Anggapan diatas adalah realitas yang ada di masyarakat khususnya mahasiswa, sangat
dinamis tergantung konteks permasalahan dan masih memungkinkan ada anggapan lain dari
mahasiswa.
Dalam konteks masyarakat pada umumnya dan mahasiswa pada khususnyanya seperti dalam
pasal 30 ayat 1 dan 2 UUD NRI 1945 yakni (1) tiap-tiap warga negara berhak dan wajib ikut
serta dalam usaha pertahanan dan keamanan negara (2) usaha pertahanan dan kemanan
negara dilaksanakan melalui sistem pertahanan dan kemanan rakyat semesta oleh Tentara
Nasional Indonesia dan Kepolisian Republik Indonesia sebagai kekuatan utama, dan rakyat
sebagai kekuatan pendukung.
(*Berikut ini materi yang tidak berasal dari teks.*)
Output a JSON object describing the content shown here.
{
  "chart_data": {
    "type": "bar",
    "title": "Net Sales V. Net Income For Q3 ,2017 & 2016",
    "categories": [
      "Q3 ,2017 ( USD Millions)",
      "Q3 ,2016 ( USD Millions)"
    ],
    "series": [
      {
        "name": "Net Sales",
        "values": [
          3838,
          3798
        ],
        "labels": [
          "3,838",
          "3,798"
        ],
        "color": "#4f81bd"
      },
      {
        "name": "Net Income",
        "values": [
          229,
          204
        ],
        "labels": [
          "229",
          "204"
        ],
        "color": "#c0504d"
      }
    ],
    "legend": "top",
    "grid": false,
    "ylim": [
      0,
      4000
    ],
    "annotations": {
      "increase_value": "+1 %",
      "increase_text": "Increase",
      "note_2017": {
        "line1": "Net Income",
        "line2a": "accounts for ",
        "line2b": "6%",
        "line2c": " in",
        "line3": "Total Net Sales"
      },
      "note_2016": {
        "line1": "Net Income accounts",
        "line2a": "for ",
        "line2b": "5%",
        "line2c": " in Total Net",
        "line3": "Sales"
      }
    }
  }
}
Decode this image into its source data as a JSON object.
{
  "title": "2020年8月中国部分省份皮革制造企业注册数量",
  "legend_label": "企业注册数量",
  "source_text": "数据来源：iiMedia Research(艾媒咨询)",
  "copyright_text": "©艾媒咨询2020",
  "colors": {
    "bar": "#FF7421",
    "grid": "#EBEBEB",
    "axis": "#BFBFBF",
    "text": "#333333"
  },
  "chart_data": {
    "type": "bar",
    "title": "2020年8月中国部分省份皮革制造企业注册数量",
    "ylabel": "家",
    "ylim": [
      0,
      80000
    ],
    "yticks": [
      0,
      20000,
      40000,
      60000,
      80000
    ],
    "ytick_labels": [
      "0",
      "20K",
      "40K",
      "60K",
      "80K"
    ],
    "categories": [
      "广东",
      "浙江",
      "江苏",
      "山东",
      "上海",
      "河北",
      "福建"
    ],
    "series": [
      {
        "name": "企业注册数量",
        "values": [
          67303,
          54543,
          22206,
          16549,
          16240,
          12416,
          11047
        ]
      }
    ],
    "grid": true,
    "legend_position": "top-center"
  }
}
Bentuk kekuatan pendukung inipun tidak dapat diartikan
sesempit dengan cara militer atau konfrontasi. Tetapi dengan cara mahasiswa pula.
Dari sedikit pemikiran-pemikiran tersebutlah dapat dikatakan bahwasannya militer di
Indonesia atau TNI sudah semestinya lebih menyadari akan fungsi utamanya untuk
melindungi rakyat Indonesia bukan justru sebaliknya serta dalam kondisi bagaimanapun juga
selama tidak saling bertentangan secara konstitutif. Serta kurang bijak pula ketika
kesalahan-kesalahan yang terjadi lantas membuat kita menutup mata atas jasa-jasa militer
Indonesia yang telah diberikan pada bangsa dan negara ini. Dalam kaitannya tersebut pula,
pada hakikatnya hubungan militer dan mahasiswa sama sekali tidak bertentangan jika
didasarkan pada semangat pembelaan rakyat dan iktikad kepedulian sosial dalam kehidupan
berbangsa dan bernegara. Dari kejadian-kejadian kelam sikap militer masa yang lalu, sudah
sepantasnya militer melihat kembali konteks nasionalisme dan bela negara seperti apa yang
saat ini sedang dibutuhkan bangsa dan negara dalam penerapannya di masyarakat.